A young girl was rescued from harsh ocean waves, thanks to the combined efforts of two local men and a set of lucky circumstances.
Neil Garrett of Santee and his wife, Amber, were walking the beach at La Jolla Shores north of Scripps Memorial Pier on May 14. His three sons, ages 5, 8 and 10, were kickboarding in shallower waves, often interacting with a 10-year-old girl using a bodyboard nearby.
“Her dad was playing with her at first,” Garrett said of the girl, whose name is unknown. “He went out to surf the big waves.”
The girl’s mother was walking the beach and lost sight of her, Garrett said.
Bird Rock resident Jack Barone, who was surfing several yards out, said the day’s conditions were rough, with “high surf and low intervals, which means the waves were crashing very quickly one after another.”
There also was a “really gnarly riptide about 30 yards wide,” he said.
Garrett said the girl’s father went ashore from surfing and screamed “Where is she?” to her mother, and the parents began a frantic search of the waves.
Garrett and his wife joined the search, scanning the beach. “There were no lifeguards nearby at the moment,” he said.
The search was difficult, Garrett said, because “the waves were so constant; there were a lot of blind spots in between the waves.”
"[The girl is] nowhere to be seen,” he said.
The girl’s mother headed north to make sure she hadn’t wandered off. The father ran south to alert the lifeguards at The Shores towers, Garrett said.
“Five minutes go by of me looking by myself, and I just don’t see her,” Garrett said. “I said to my wife, ‘If she is out there, her chances aren’t good.’
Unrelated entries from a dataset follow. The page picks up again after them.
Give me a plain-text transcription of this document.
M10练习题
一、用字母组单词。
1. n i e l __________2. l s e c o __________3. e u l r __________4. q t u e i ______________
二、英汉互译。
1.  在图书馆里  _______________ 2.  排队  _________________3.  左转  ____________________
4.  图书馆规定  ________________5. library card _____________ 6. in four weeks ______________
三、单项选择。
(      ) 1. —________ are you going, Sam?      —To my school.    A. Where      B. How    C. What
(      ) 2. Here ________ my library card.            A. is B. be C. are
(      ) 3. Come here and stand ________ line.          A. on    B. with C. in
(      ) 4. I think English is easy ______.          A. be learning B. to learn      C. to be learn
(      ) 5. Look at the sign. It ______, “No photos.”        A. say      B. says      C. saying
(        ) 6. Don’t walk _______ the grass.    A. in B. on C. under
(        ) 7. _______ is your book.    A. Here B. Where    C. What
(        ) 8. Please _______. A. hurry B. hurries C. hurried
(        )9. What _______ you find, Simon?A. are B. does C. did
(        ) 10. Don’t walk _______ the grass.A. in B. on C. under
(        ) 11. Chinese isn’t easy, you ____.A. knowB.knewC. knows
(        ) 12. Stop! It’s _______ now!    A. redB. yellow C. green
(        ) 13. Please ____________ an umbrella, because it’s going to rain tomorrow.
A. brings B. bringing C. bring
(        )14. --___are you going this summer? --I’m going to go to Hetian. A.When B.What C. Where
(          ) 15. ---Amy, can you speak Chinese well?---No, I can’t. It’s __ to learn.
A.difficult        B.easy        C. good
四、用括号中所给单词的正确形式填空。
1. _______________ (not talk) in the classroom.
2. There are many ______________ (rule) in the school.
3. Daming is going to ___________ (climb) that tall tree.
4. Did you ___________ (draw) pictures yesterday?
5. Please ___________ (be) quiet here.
“As I’m saying that, I see a little black spot. It looked like a sea lion. But [the girl] did have dark hair.”
Garrett handed his wallet, keys and phone to his wife and walked into the water until he couldn’t stand.
“I start swimming. I get through three big swells before I come up on her. She’s unconscious, unresponsive,” he said. “I’m yelling at her, ‘Can you hear me? I’m here for you; I’m going to get you to shore.’
“I grab her left arm and pull it over my shoulder, propping it against my chest. She looks dead to me, blue in the face, white and purple lips. I start to sidestroke with one arm, holding onto her,” Garrett said. But his efforts didn’t get them very far.
“A big wave hits me; it pushes us both down pretty far,” he said. “The undertow sucks us right back, further out than where I found her.”
Panicked and fatigued from treading water and struggling to hold the girl, Garrett worried for his own safety. “I [was] wondering if I have to let her go to save my own life,” he said.
Several yards away, Barone “caught the perfect wave” that “ran me … right into where she was,” he said. “They were getting sloshed in the impact zone, which is where all the waves are breaking.”
Garrett said Barone “looked at me in disbelief. I yelled, ‘Help me save her.’ He acts quick, throws her on the board.”
Barone kicked behind his surfboard, getting himself and the girl to shore while Garrett swam behind them.
From the moment the girl was brought in, it was an “all-hands effort” to save her, Garrett said. He yelled to his wife, who alerted the girl’s mother and called 911. Garrett’s eldest son ran to flag down the lifeguards in their trucks while Barone began performing CPR.
Moments later, Garrett said, the still-unconscious girl began coughing up water.
“Lumps of sand come pouring out of her mouth,” he said.
Barone said he couldn’t believe the “copious amounts of water coming out of such a small body. I turned her head sideways to [help her avoid] asphyxiation.”
Lifeguards and paramedics arrived and took over the CPR efforts, according to Monica Muñoz, a representative of the San Diego Fire-Rescue Department.
“It’s chaos, fast as can be,” Garrett said. “They loaded her into this ambulance beach truck and drove off with the parents.”
Barone checked in later with the lifeguards, who said the girl was “stable, breathing and conscious” by the time she was taken to a hospital. Muñoz confirmed that.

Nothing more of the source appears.